Perhaps it was the epidural she had been given, with its local anesthetic and narcotics, or the general anesthesia during the C-section, or the painkillers she was swallowing every four hours, but future events tumbled through her mind during those days and nights in the hospital, whipping past her eyes so quickly they could not be called visions, a kaleidoscope of images, mere flashes immediately forgotten. Through the years, certain situations would feel familiar, the feelings too, that sense of recollection, a déjà vu she could not place, not remembering that her mind once overflowed with an abundance of vital information. There would be no sense of that déjà vu, however, when the family she had never wanted twisted down into unknown depths, into a different kind of abyss, from which a roaring animal would race, up through dank tunnels, to tear into tender flesh. None of that was captured in those frenzied images. Did a broken heart reveal itself in X-rays, or was an autopsy required to see the fracture lines running through the four chambers, where ventricles and atria had shattered?

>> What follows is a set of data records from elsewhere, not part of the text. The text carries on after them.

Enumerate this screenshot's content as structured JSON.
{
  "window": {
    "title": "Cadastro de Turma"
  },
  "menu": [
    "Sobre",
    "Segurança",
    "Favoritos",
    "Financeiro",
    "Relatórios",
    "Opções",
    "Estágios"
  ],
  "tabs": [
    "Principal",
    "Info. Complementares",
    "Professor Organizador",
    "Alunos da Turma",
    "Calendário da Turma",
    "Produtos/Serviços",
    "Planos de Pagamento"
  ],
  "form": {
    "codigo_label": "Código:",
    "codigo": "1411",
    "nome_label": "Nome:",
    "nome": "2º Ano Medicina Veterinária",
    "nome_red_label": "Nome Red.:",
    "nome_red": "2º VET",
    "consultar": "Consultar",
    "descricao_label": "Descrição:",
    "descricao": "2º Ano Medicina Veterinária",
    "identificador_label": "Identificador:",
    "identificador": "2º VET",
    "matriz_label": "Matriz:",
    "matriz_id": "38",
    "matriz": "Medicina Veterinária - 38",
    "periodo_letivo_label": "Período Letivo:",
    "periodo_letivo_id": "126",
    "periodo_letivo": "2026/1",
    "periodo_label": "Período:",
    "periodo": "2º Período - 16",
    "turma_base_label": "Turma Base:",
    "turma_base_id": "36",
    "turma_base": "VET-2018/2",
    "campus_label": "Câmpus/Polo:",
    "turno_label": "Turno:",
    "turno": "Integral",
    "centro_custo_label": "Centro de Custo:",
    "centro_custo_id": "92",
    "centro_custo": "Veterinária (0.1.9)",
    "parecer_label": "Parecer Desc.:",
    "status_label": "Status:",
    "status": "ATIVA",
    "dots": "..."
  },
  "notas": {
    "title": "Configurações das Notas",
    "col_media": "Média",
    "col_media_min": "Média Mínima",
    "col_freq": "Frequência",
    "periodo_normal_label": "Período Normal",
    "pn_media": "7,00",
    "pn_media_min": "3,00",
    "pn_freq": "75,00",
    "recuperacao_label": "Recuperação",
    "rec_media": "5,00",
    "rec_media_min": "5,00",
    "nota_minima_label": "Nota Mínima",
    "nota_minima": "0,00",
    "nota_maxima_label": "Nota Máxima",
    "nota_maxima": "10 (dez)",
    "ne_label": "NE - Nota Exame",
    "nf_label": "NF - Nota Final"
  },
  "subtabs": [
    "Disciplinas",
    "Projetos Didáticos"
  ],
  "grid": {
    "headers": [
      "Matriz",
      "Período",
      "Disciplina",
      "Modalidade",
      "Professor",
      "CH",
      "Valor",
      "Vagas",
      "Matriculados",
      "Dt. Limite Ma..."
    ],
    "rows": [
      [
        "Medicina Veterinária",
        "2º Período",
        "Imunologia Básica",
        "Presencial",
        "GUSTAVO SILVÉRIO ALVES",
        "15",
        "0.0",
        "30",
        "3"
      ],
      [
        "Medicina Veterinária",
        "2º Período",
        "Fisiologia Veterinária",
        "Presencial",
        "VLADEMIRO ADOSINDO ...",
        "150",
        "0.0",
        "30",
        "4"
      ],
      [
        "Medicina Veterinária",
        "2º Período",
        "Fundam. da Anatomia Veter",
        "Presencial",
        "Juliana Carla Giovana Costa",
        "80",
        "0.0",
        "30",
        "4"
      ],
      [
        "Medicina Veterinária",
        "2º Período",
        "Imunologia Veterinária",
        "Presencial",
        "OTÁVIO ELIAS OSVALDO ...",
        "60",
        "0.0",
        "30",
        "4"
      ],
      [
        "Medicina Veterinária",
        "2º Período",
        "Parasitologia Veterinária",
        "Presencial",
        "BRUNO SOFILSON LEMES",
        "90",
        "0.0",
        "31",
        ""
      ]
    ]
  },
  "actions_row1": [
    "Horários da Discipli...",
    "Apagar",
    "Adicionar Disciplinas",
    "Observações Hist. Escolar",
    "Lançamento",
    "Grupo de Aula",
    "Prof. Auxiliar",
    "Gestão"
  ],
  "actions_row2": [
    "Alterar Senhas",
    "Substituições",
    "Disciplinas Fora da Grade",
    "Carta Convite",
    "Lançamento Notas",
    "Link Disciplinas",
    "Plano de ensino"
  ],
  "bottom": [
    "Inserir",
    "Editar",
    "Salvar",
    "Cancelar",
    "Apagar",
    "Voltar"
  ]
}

But in those earliest days, when nurses flitted in and out, checking her incision, rubbing her down with lotion to abate the itching, forcing her to cough, and to take short walks, as she tried mothering Eric, what Joan saw clearly were the vast, indecipherable truths written across his eyes, keenly felt the way he demanded and rejected her attention.

Her heart had opened wide for Daniel, with an unexpected and boundless adoration for her firstborn, but she knew instantly that Eric would not hold the same sacrosanct place, that he would never want what she could offer. And although her immediate reflex was to deny the notion of unequal maternal love, she realized that motherhood might also include what falls away.